Légende d'Hollywood, artiste de renom apprécié et reconnu pour son talent, Edward G. Robinson n'avait pourtant rien du jeune premier. Avec sa tronche mêlant des traits de ses origines yidish et roumaine, il était bien loin des traits fins des héros des grands studios. Une caractéristique physique qui aurait pu lui fermer les portes des studios et qui pourtant va lui permettre de nourrir une filmographie riche et contrastée.
Le cinéma ne l'intéresse d'ailleurs que tardivement, ou en tout cas à l'arrivée du parlant, l'acteur préférant alors travailler la langue sur les planches. C'est finalement le film de gangster Little Caesar, signé Mervyn LeRoy en 1930, qui va le faire découvrir au grand public. Un rôle sur mesure pour sa gueule atypique, sa taille moyenne, et qui surtout lui permet d'imposer un jeu entre grandiloquence, subtilité, trouble et panache. Et si la facilité dicte alors aux réalisateurs et aux producteurs de l'époque de l'enfermer dans le polar noir, Edward G. Robinson n'aura de cesse toute sa carrière de s'échapper des cases, alternant les genres, les styles, les approches avec un talent constant. Ce n'est pourtant qu'en 1973, après une émouvante apparition dans le Soleil Vert de Richard Fleischer, qu'il reçoit un Oscar pour l'ensemble de sa carrière. Troublant d'ailleurs de revoir cette séquence d'euthanasie en sachant que ce dernier était effectivement très malade et se savait mourant. Il ne survivra d'ailleurs pas jusqu'à la cérémonie. Mais comme on dit dans ces moments là, les œuvres restent et, en l'occurrence, l'homme aura eu le mérite d'attirer vers lui certains des plus grands cinéastes de l'âge d'or, comme l'atteste avec évidence le coffret édité par Bach Films.

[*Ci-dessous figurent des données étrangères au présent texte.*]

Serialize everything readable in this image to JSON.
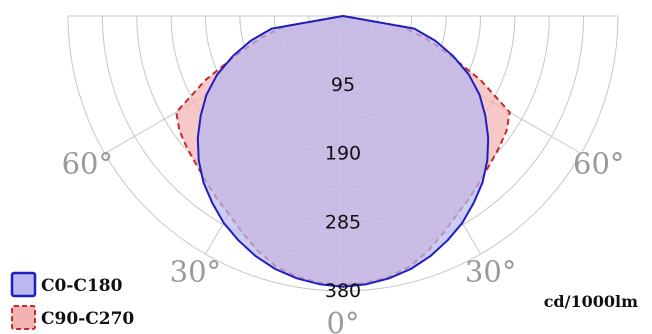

Ce box est aussi une bonne façon d'apprécier l'amplitude de son jeu, le voyant ici passer d'un rôle de brave homme manipulé, de détective malin et acerbe, à celui d'un austère père de famille rongé par le secret. Trois portraits, tournés successivement de 1945 à 1947 en pleine apogée de sa carrière, où il réussit systématiquement à faire rejaillir une vraie puissance émotionnelle, construisant ses personnages par de multiples couches, creusant les non-dits et les détails. Un grand, cela va de soi, dont les traits ronds et lourds sculptent le noir et blanc de la pellicule. C'est qu'au passage, le bonhomme n'est pas tombé dans les mains de n'importe qui et se retrouve ici filmé par Fritz Lang (M Le maudit, Le Tombeau Hindou...), Orson Welles (Citizen Kane) et Delmer Daves (Elle et lui, La Flèche Brisée). Le premier lui offre un drame déchirant inspiré de La Chienne (Jean Renoir), dans lequel un artiste en herbe détruit sa vie à petit feu pour les yeux enflammés de Joan Bennett. Photographié comme un film noir, écrit comme un mélo, construit comme une fable, La Rue Rouge est une merveille du genre discourant autant sur la crise de la quarantaine que sur la puissance destructrice de l'art.
Auteur tout aussi brillant et essentiel dans l'histoire du cinéma, Welles semble de prime abord un peu plus en retrait sur Le Criminel. Abordé comme une simple commande pour démontrer à ses contemporains sa capacité à se glisser dans le moule, ce thriller moral et politique suit les traces d'un criminel de guerre (Welles en personne, magnétique) dissimulé dans une petite bourgade américaine. Pas de rédemption ici, le nazi en question est une ordure psychopathe de haut niveau et le réalisateur transforme cette confrontation psychologique en combat idéologique entre le bien et le mal (la séquence finale de l'horloge). Sans doute pas l'une de ses plus grandes oeuvres (trop académique), mais déjà un excellent film. Reste enfin La Maison rouge que l'on aurait pu croire écrasé entre les deux premières références, signé par un plus discret Delmer Daves (même si Elle et lui est un sommet du cinéma romantique). Il n'en est pourtant rien. Etrange production usant autant des outils de l'horreur Universal (nuit écrasante et frappée par le vent, foret inquiétante) que du drame familial, elle oscille avec élégance entre chronique adolescente (personnages particulièrement bien écrits), thriller fantastique et œuvre psychanalytique sur la culpabilité. Parfois très moderne, en particulier dans l'illustration extrêmement sexuée des relations entre les jeunes gens, magnifiquement photographié par Bert Glennon (L'homme au masque de cire, Rio Grande), voilà une bande à redécouvrir d'urgence... tout comme la carrière du grand Edward G. Robinson dans son ensemble.